Google spent a certain amount of time explaining that this will be all about the ‘User Experience’ which to me, should mean easy-to-use, intuitive, and not feel overly laggy. Apparently what it does mean is their new branding: Material Design. From the looks of it, it looks cleaner and simpler than ever. Even the notifications have had a thorough going over, so you can interact with notifications straight from the lock screen, and there’ll be some type of internal prioritisation which is supposed to learn how you use and react to your phone… imagine you aren’t a great texter… maybe texts will float lower down the notification list and your whatsapp will be higher up and easier for you to hit.
Even Security related elements aren’t left out, it seems.
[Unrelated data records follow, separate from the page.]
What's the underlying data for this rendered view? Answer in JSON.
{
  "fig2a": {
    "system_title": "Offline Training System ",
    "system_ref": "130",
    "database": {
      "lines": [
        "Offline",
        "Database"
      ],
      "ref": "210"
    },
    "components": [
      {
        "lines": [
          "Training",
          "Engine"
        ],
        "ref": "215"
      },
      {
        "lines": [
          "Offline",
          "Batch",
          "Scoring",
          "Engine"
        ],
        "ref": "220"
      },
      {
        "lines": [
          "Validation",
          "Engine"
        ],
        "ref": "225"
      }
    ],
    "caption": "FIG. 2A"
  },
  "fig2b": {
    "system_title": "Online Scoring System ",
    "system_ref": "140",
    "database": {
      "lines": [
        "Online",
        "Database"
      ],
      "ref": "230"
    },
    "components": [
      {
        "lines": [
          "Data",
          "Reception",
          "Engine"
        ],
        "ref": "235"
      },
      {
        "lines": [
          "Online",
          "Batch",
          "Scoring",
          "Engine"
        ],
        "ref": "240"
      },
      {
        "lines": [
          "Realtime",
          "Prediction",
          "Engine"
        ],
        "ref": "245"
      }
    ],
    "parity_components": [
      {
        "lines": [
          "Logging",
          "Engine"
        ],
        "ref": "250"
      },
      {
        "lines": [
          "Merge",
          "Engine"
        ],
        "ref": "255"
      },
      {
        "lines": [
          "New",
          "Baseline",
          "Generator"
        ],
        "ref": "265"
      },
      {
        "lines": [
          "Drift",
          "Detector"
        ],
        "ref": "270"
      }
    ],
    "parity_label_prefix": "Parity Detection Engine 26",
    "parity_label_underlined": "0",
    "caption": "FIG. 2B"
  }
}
There’s a lock and wipe tool if your handset goes missing, which will be interesting, and it’ll allow you to bypass your lockscreen if you’re wearing your Android wearable. What we don’t have any confirmation over is whether they’ve added more tooling to make the platform more attractive to Enterprises without having to resort to Samsung KNOX, which has the problem of being what is says on the tin – its only relevant to Samsung phones. They even have a lot of battery improvements along with Bluetooth 4.1.
Is it a little bit like the flatter iOS? Well, kinda, but not really. It still looks a little flatter, but Google seems to be going for a better layered UX rather than an across-the-board, flatter interface. Will it look good? Dunno, but all of it will be rendered at 60 fps. That can’t hurt and will actually use some of the power our snapdragon chips have on tap and hardly get to use. The Roboto font has also been optimised to work on different sizes of screen, so theoretically, one application will still be able to work across more than one interface. There’s a lot more, but until we can actually see the new design on a phone and in our hands, the jury’s out. Apparently there are over 5000 API’s coming for the L version of Android, so naturally they didn’t cover everything, but iIf’n you want to take a closer look at the whole design package, take a mosey on over to Google Design. You’ll probably want to take a look at the ripple touch on the number keyboard, since you know, being on a smartphone, you may see it quite a lot.